NVTabular provides a high level abstraction that accelerates computation on GPUs using the RAPIDS cuDF library. Also, NVTabular's support for multi-node scaling and multi-GPU with DASK-CUDA and dask.distributed accelerates distributed parallelism.

Data scientists and machine learning engineers use a hybrid of methods, tools, libraries, and frameworks, including open source. NVTabular native tabular data support includes comma-separated values (CSV) files, Apache Parquet, Apache Orc, and Apache Avro. Also, NVTabular data loaders are optimized for TensorFlow (TF), PyTorch, and Merlin HugeCTR . All Merlin components, including NVTabluar, are interoperable with open source.

NVTabular's fast feature transforms reduce data prep time and eases deploying recommender models to production. With NVTabular recommender focused APIs, data scientists and machine learning engineers are able to quickly process datasets of all sizes, implement more experimentation, and are not bound by CPU or GPU memory. Also, includes multi-hot categoricals and vector continuous passing support to ease feature engineering.

NVTabular's multi-GPU support using RAPIDS cuDF, Dask, and Dask_cuDF enables a high-performance recommender-specific pipeline.
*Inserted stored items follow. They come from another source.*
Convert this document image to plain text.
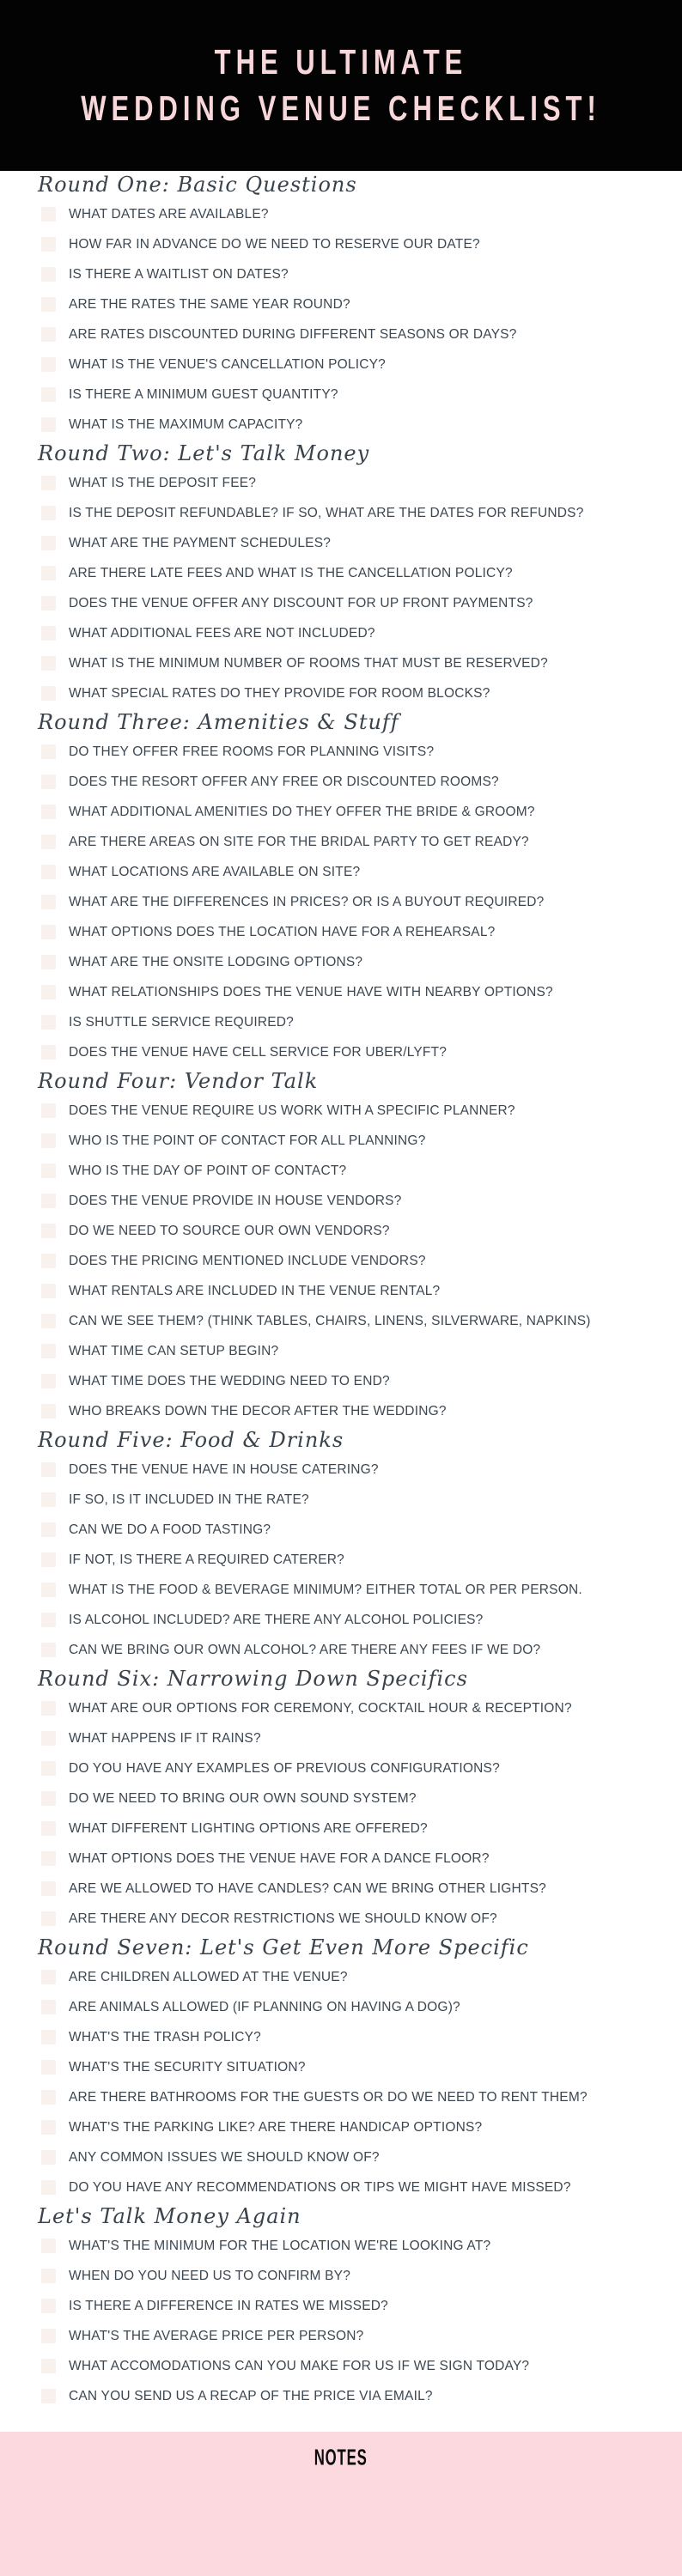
THE ULTIMATE
WEDDING VENUE CHECKLIST!
Round One: Basic Questions
WHAT DATES ARE AVAILABLE?
HOW FAR IN ADVANCE DO WE NEED TO RESERVE OUR DATE?
IS THERE A WAITLIST ON DATES?
ARE THE RATES THE SAME YEAR ROUND?
ARE RATES DISCOUNTED DURING DIFFERENT SEASONS OR DAYS?
WHAT IS THE VENUE'S CANCELLATION POLICY?
IS THERE A MINIMUM GUEST QUANTITY?
WHAT IS THE MAXIMUM CAPACITY?
Round Two: Let's Talk Money
WHAT IS THE DEPOSIT FEE?
IS THE DEPOSIT REFUNDABLE? IF SO, WHAT ARE THE DATES FOR REFUNDS?
WHAT ARE THE PAYMENT SCHEDULES?
ARE THERE LATE FEES AND WHAT IS THE CANCELLATION POLICY?
DOES THE VENUE OFFER ANY DISCOUNT FOR UP FRONT PAYMENTS?
WHAT ADDITIONAL FEES ARE NOT INCLUDED?
WHAT IS THE MINIMUM NUMBER OF ROOMS THAT MUST BE RESERVED?
WHAT SPECIAL RATES DO THEY PROVIDE FOR ROOM BLOCKS?
Round Three: Amenities & Stuff
DO THEY OFFER FREE ROOMS FOR PLANNING VISITS?
DOES THE RESORT OFFER ANY FREE OR DISCOUNTED ROOMS?
WHAT ADDITIONAL AMENITIES DO THEY OFFER THE BRIDE & GROOM?
ARE THERE AREAS ON SITE FOR THE BRIDAL PARTY TO GET READY?
WHAT LOCATIONS ARE AVAILABLE ON SITE?
WHAT ARE THE DIFFERENCES IN PRICES? OR IS A BUYOUT REQUIRED?
WHAT OPTIONS DOES THE LOCATION HAVE FOR A REHEARSAL?
WHAT ARE THE ONSITE LODGING OPTIONS?
WHAT RELATIONSHIPS DOES THE VENUE HAVE WITH NEARBY OPTIONS?
IS SHUTTLE SERVICE REQUIRED?
DOES THE VENUE HAVE CELL SERVICE FOR UBER/LYFT?
Round Four: Vendor Talk
DOES THE VENUE REQUIRE US WORK WITH A SPECIFIC PLANNER?
WHO IS THE POINT OF CONTACT FOR ALL PLANNING?
WHO IS THE DAY OF POINT OF CONTACT?
DOES THE VENUE PROVIDE IN HOUSE VENDORS?
DO WE NEED TO SOURCE OUR OWN VENDORS?
DOES THE PRICING MENTIONED INCLUDE VENDORS?
WHAT RENTALS ARE INCLUDED IN THE VENUE RENTAL?
CAN WE SEE THEM? (THINK TABLES, CHAIRS, LINENS, SILVERWARE, NAPKINS)
WHAT TIME CAN SETUP BEGIN?
WHAT TIME DOES THE WEDDING NEED TO END?
WHO BREAKS DOWN THE DECOR AFTER THE WEDDING?
Round Five: Food & Drinks
DOES THE VENUE HAVE IN HOUSE CATERING?
IF SO, IS IT INCLUDED IN THE RATE?
CAN WE DO A FOOD TASTING?
IF NOT, IS THERE A REQUIRED CATERER?
WHAT IS THE FOOD & BEVERAGE MINIMUM? EITHER TOTAL OR PER PERSON.
IS ALCOHOL INCLUDED? ARE THERE ANY ALCOHOL POLICIES?
CAN WE BRING OUR OWN ALCOHOL? ARE THERE ANY FEES IF WE DO?
Round Six: Narrowing Down Specifics
WHAT ARE OUR OPTIONS FOR CEREMONY, COCKTAIL HOUR & RECEPTION?
WHAT HAPPENS IF IT RAINS?
DO YOU HAVE ANY EXAMPLES OF PREVIOUS CONFIGURATIONS?
DO WE NEED TO BRING OUR OWN SOUND SYSTEM?
WHAT DIFFERENT LIGHTING OPTIONS ARE OFFERED?
WHAT OPTIONS DOES THE VENUE HAVE FOR A DANCE FLOOR?
ARE WE ALLOWED TO HAVE CANDLES? CAN WE BRING OTHER LIGHTS?
ARE THERE ANY DECOR RESTRICTIONS WE SHOULD KNOW OF?
Round Seven: Let's Get Even More Specific
ARE CHILDREN ALLOWED AT THE VENUE?
ARE ANIMALS ALLOWED (IF PLANNING ON HAVING A DOG)?
WHAT'S THE TRASH POLICY?
WHAT'S THE SECURITY SITUATION?
ARE THERE BATHROOMS FOR THE GUESTS OR DO WE NEED TO RENT THEM?
WHAT'S THE PARKING LIKE? ARE THERE HANDICAP OPTIONS?
ANY COMMON ISSUES WE SHOULD KNOW OF?
DO YOU HAVE ANY RECOMMENDATIONS OR TIPS WE MIGHT HAVE MISSED?
Let's Talk Money Again
WHAT'S THE MINIMUM FOR THE LOCATION WE'RE LOOKING AT?
WHEN DO YOU NEED US TO CONFIRM BY?
IS THERE A DIFFERENCE IN RATES WE MISSED?
WHAT'S THE AVERAGE PRICE PER PERSON?
WHAT ACCOMODATIONS CAN YOU MAKE FOR US IF WE SIGN TODAY?
CAN YOU SEND US A RECAP OF THE PRICE VIA EMAIL?
NOTES
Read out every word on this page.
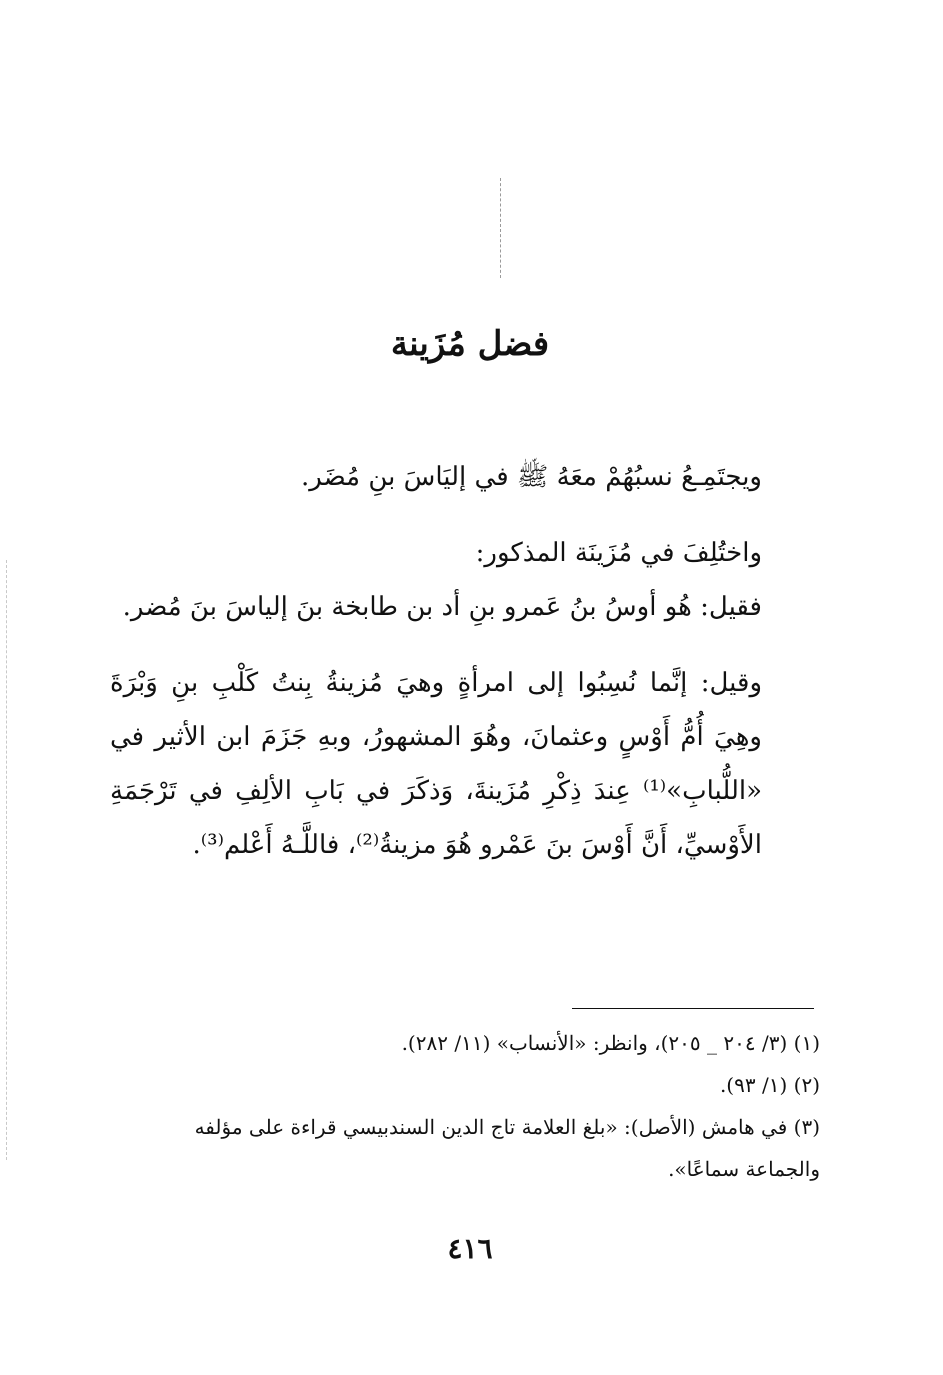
فضل مُزَينة

ويجتَمِـعُ نسبُهُمْ معَهُ ﷺ في إليَاسَ بنِ مُضَر.

واختُلِفَ في مُزَينَة المذكور:

فقيل: هُو أوسُ بنُ عَمرو بنِ أد بن طابخة بنَ إلياسَ بنَ مُضر.

وقيل: إنَّما نُسِبُوا إلى امرأةٍ وهيَ مُزينةُ بِنتُ كَلْبِ بنِ وَبْرَةَ وهِيَ أُمُّ أَوْسٍ وعثمانَ، وهُوَ المشهورُ، وبهِ جَزَمَ ابن الأثير في «اللُّبابِ»⁽¹⁾ عِندَ ذِكْرِ مُزَينةَ، وَذكَرَ في بَابِ الألِفِ في تَرْجَمَةِ الأَوْسيِّ، أَنَّ أَوْسَ بنَ عَمْرو هُوَ مزينةُ⁽²⁾، فاللَّـهُ أَعْلم⁽³⁾.

(١) (٣/ ٢٠٤ _ ٢٠٥)، وانظر: «الأنساب» (١١/ ٢٨٢).
(٢) (١/ ٩٣).
(٣) في هامش (الأصل): «بلغ العلامة تاج الدين السندبيسي قراءة على مؤلفه والجماعة سماعًا».
٤١٦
Provides 95x speedup using NVTabular multi-GPU on the NVIDIA DGX™ A100 compared to Spark on a four-node, 96 vCPU core, CPU cluster processing 1.3 TB of data in the Criteo Terabyte dataset, Also provides a speedup of 5.3x using eight NVIDIA A100 GPUs, from 10 minutes on 1xA100 to 1.9 minutes on 8xA100.

Get Started with Merlin NVTabular

All NVIDIA Merlin components are available as open-source projects on GitHub. However, a more convenient way to make use of these components is by using Merlin NVTabular containers from the NVIDIA NGC catalog. Containers package the software application, libraries, dependencies, and runtime compilers in a self-contained environment. This way, the application environment is both portable, consistent, reproducible, and agnostic to the underlying host system software configuration.